宋朝时,杭州一落魄书生,一次进城办事,恰遇富家小姐,二人初相识,却已情投意合、暗定终生。相会不久,即终被小姐父亲察觉,而勃然大怒。奈何无论如何拆不散这对鸳鸯,于是心生歹意,表面答应了书生,却背地里命人将其杀害。

便有了歌里唱的 ~血染褐衣。小姐悲痛欲绝,为其举办葬礼,送走书生之后,便殉情随书生而去。

到了地府,阎王爷怜悯二人情之深、爱之浓,于是下令免去二人的孟婆汤,带着今世的的记忆,重新投胎阳世到杭州,继续前缘。不料,投胎的时候,却寻差了罗盘经。管罗盘经的小鬼是临时工,没干过这个工作,虽然地点都调到了杭州,但时间线忘记调了。于是书生投胎到了汉朝的钱塘县东,而小姐投胎到了南宋的临安府北。发现投错了,再去追赶时,小姐又错投在了王莽篡汉的泉亭,奴家辗辗转转好不容易来到了吴越国的杭城,君又生在了更早了夏朝的余杭。

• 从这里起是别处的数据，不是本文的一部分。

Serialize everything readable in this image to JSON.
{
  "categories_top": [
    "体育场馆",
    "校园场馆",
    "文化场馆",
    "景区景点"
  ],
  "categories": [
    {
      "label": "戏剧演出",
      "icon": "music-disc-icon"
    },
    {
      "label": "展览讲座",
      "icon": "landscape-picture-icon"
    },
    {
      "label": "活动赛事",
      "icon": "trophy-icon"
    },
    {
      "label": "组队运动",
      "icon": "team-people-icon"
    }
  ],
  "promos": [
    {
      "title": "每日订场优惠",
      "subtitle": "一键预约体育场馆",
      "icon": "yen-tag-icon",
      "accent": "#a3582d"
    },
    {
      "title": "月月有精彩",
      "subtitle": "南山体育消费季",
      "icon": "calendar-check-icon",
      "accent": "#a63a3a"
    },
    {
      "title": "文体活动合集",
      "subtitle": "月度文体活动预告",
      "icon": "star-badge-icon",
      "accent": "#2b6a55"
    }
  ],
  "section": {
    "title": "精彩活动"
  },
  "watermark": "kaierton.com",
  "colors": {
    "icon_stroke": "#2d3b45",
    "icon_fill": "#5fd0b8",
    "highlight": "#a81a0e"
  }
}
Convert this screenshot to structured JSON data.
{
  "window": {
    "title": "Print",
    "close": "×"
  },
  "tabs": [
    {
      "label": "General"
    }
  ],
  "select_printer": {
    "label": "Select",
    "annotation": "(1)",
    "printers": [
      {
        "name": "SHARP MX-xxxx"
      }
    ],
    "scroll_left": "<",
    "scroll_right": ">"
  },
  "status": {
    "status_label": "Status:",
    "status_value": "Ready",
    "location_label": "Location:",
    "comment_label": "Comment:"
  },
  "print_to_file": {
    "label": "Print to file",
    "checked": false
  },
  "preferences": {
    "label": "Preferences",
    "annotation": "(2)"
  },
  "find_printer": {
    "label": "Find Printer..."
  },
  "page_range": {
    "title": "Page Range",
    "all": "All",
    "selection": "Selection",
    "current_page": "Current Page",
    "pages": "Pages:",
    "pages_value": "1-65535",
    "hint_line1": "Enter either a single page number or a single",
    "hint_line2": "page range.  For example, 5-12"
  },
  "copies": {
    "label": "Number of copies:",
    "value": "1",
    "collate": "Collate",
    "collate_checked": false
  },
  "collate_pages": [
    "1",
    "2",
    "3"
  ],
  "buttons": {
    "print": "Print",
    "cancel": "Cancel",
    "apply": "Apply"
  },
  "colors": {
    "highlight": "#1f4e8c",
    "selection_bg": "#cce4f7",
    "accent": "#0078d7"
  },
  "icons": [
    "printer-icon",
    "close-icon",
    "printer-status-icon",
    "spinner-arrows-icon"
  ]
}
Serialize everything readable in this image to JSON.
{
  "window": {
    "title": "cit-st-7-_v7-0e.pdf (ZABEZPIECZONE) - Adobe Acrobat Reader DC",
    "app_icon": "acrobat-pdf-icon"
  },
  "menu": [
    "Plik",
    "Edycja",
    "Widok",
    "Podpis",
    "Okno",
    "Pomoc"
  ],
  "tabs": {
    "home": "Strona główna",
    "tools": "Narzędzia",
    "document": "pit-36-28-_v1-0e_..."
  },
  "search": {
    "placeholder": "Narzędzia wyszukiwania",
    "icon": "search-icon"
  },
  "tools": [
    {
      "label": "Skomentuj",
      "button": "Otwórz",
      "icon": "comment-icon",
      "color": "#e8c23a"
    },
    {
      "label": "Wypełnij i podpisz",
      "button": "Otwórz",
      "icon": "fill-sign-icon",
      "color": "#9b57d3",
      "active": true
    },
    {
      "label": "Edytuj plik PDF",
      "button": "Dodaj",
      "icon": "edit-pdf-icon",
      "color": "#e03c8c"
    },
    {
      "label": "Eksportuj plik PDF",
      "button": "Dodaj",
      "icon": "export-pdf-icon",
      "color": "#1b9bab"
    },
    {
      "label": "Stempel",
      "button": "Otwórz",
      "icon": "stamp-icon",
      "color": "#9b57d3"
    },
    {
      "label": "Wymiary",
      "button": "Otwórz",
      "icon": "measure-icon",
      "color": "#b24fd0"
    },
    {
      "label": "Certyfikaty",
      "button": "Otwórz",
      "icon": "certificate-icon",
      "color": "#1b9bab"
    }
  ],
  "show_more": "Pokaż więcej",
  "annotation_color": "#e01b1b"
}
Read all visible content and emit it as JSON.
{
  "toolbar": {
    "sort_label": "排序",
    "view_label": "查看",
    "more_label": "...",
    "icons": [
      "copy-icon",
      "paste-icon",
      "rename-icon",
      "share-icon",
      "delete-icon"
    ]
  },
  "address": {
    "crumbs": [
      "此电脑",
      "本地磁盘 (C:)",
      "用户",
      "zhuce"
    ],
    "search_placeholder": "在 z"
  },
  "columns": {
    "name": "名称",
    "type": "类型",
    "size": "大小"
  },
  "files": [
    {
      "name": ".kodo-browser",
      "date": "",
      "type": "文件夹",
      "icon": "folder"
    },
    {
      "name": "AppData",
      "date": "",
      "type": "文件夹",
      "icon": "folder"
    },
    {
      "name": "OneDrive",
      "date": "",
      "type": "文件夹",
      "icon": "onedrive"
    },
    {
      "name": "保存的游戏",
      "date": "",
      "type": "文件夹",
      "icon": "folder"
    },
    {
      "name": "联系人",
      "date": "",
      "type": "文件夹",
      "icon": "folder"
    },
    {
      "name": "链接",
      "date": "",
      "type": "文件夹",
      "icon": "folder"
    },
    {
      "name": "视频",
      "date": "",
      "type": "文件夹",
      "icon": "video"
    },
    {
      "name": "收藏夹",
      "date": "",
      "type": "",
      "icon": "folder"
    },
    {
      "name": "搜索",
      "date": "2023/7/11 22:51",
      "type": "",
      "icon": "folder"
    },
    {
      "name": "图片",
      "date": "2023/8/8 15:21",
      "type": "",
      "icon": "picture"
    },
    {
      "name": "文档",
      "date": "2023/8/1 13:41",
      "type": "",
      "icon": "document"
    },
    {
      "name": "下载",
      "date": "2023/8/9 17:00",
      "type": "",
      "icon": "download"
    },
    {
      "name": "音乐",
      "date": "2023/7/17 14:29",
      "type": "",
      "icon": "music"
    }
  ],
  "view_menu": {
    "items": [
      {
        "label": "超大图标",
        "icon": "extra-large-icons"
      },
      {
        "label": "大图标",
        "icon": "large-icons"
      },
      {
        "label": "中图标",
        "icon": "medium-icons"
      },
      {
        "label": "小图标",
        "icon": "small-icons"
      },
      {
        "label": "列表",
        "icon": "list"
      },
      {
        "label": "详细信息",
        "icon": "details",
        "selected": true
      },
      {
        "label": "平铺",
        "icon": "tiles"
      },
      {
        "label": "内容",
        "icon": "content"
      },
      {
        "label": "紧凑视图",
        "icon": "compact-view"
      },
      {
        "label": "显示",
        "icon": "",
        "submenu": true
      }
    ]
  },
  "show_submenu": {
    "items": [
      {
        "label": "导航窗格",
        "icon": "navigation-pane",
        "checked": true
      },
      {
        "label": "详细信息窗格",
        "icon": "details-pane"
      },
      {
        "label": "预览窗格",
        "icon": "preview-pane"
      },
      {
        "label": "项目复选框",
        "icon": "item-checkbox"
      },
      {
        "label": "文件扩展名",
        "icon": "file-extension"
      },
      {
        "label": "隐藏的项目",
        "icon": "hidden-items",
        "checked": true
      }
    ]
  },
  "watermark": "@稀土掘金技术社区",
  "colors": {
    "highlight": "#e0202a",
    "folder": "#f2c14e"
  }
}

就这样,一个往前追,一个往后追,这一追就是千年,二人虽然带着前世的记忆,却苦觅无依、相思成疾、却依然终难寻觅、永无再见可能,二人好似彼岸花的命运,花开不见叶,见叶不开花。花与叶永远无法相见……

解读:

我是那年轮上流浪的眼泪

我站在投胎的罗盘旁,望着旋转的年轮,不知道你在哪里,急的我眼泪夺眶,泪水洒落在罗盘上,希望能将你看到我的眼泪。

你仍然能闻到风中的胭脂味

好让你能闻见,我在风中留给你的胭脂味。

我若是将诺言刻在那江畔上

一江水冷月光满城的汪洋

那诺言就像一江之水映着月光写遍满城

我在时间的树下等了你很久

我在时间之外的树下等了你很久,奈何阴阳两界的时间流速有差别,我还是要去找你。

尘凡儿缠我谤我笑我白了头

凡尘的帅哥缠我不成,便诽谤我,诽谤我不成,便笑我。最终白了头。凡尘之中没有人懂我。

你看那天边追逐落日的纸鸢

你看那天边追逐落日的纸风筝,在夕阳的照耀下,闪闪发光。

像一盏回首道别夤夜的风灯(注:夤夜,通常译为深夜之后天快亮了的凌晨3-5点。)

像极了那晚我送你上路与你道别时那盏为你照亮黄泉路的风灯。

我的心似流沙放逐在车辙旁

我的心,好似大漠里的黄沙随风吹进车辙中,没有声音,没有影子,我不禁头涔涔而泪潸潸。你到底在哪里?

他日你若再返必颠沛在世上

他日你如果再返回到这世上,也注定和我一样颠沛一生,因为你我皆带着前世的记忆。世人注定不会理解你。

若遇那秋夜雨倦鸟也淋淋

遇见那很疲倦的鸟儿,在秋夜的雨中不回巢,依然站在高高的枝头淋雨,那她一定是在等待另一半归来。

那却是花墙下弥留的枯黄

可等来的不是另一半,等来的却是:无言独上西楼,月如钩。天凉好个秋,风清不知愁,欲语还休。

君住在钱塘东

妾在临安北

君去时褐衣红(宋朝服饰,短衫褐衣)

小奴家腰上黄(宋朝服饰,黄色围裙)

寻差了罗盘经

错投在泉亭

奴辗转到杭城

君又生余杭

我在时间的树下等了你很久

尘凡儿缠我谤我笑我白了头

你看那天边追逐落日的纸鸢

像一盏回首道别夤夜的风灯

有很多有才的网友这样评价这首歌:

1. 歌名花妖,取蒲松龄先生的聊斋。世有五种女妖,花妖最为娇羞,最为纯洁,易折而悴。恰如这世上美好的女子般。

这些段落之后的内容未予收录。